Session Information
02 SES 09 A, Explorations in Interdisciplinarity in VET - The Concept of Collective Skills Formation
Symposium
Contribution
Looking at Norway and the Nordic countries the fruitfulness of ‘collective skills formation’ systems is discussed from a political science perspective. Whereas ‘collective skills formation’ is focused on the political determinants of VET systems in the form of multi-partism and governmental centralization as determined by economic interests, and on the involvement of the enterprise sector in VET, other approaches include the administrative terrain of VET practice and reform . These consider public administration in different types of politico-administrative regimes, and seem useful for the understanding of mixed or hybrid systems. We argue that reform trajectories in VET are broadly determined by features of this regime type, e.g. state structures and the nature of the executive, which act in combination with the involvement of the bureaucracy, as well as the influence of external institutions and stakeholders.

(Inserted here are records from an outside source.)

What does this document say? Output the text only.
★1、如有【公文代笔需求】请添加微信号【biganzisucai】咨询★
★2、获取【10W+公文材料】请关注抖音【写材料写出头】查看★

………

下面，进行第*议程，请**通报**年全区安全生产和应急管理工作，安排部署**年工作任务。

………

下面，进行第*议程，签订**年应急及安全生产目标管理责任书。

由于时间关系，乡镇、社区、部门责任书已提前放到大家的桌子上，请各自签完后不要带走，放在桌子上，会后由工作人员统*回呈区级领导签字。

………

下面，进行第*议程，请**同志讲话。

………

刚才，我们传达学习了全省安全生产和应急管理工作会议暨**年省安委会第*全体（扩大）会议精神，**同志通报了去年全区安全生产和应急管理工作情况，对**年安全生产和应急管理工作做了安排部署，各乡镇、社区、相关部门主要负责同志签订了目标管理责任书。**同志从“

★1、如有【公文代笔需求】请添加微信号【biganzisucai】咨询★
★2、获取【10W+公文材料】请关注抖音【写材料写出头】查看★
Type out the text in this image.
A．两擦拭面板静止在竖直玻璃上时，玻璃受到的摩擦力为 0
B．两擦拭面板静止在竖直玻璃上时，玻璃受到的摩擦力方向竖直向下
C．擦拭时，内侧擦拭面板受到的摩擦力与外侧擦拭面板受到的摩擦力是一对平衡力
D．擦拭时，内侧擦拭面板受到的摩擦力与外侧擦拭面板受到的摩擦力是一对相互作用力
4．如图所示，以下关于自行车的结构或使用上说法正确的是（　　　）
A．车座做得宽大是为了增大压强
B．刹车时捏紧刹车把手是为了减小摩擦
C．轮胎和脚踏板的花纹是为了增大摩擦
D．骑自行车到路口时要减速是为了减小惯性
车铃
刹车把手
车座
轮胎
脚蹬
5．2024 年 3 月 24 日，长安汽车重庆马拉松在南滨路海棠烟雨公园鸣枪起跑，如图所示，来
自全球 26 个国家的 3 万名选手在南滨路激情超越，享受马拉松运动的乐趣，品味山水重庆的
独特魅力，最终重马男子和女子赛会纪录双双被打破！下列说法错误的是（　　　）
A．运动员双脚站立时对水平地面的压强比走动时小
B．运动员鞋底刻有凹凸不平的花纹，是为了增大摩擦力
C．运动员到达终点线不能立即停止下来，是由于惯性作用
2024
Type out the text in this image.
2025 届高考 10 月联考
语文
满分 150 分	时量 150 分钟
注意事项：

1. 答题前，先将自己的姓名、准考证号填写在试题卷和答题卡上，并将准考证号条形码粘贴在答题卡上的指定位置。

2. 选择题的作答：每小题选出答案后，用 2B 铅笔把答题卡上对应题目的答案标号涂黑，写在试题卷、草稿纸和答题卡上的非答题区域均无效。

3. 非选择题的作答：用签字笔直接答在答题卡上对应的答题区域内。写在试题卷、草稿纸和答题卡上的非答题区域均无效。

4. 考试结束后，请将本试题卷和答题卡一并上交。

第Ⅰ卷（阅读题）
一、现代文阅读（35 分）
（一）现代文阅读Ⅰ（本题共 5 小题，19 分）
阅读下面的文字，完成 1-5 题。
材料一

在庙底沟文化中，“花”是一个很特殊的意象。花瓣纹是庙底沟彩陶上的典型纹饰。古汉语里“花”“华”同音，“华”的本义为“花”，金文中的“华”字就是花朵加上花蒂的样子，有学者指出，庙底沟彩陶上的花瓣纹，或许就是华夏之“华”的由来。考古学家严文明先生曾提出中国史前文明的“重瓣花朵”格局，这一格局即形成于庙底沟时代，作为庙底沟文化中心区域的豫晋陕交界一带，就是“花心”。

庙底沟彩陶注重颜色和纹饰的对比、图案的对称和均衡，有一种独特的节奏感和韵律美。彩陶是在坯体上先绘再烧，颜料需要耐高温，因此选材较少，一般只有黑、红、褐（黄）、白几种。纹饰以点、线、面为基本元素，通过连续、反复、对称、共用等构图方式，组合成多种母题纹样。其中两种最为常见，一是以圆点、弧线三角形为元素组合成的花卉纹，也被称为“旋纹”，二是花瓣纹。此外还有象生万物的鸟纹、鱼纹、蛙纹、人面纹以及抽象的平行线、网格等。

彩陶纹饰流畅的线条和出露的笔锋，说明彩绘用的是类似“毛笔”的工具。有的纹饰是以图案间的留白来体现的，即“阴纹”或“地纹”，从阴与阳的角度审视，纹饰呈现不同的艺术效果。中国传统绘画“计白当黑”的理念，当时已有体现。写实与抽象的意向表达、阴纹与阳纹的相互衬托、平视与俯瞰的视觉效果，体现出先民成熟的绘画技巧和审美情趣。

VET-issues have not been much related to a possible e ‘Nordic Model’, and its communalities (unitary states, decentralized and egalitarian; proportional representation; “Rechtstaat”-oriented administration, openness to external influence). Rather the differences between Nordic countries in VET have been emphasized in the literature (Greinert, Busemeyer/Trampusch). The pros and cons of the ‘collective skills formation’ concept will be discussed against the ‘politico-administrative regimes’.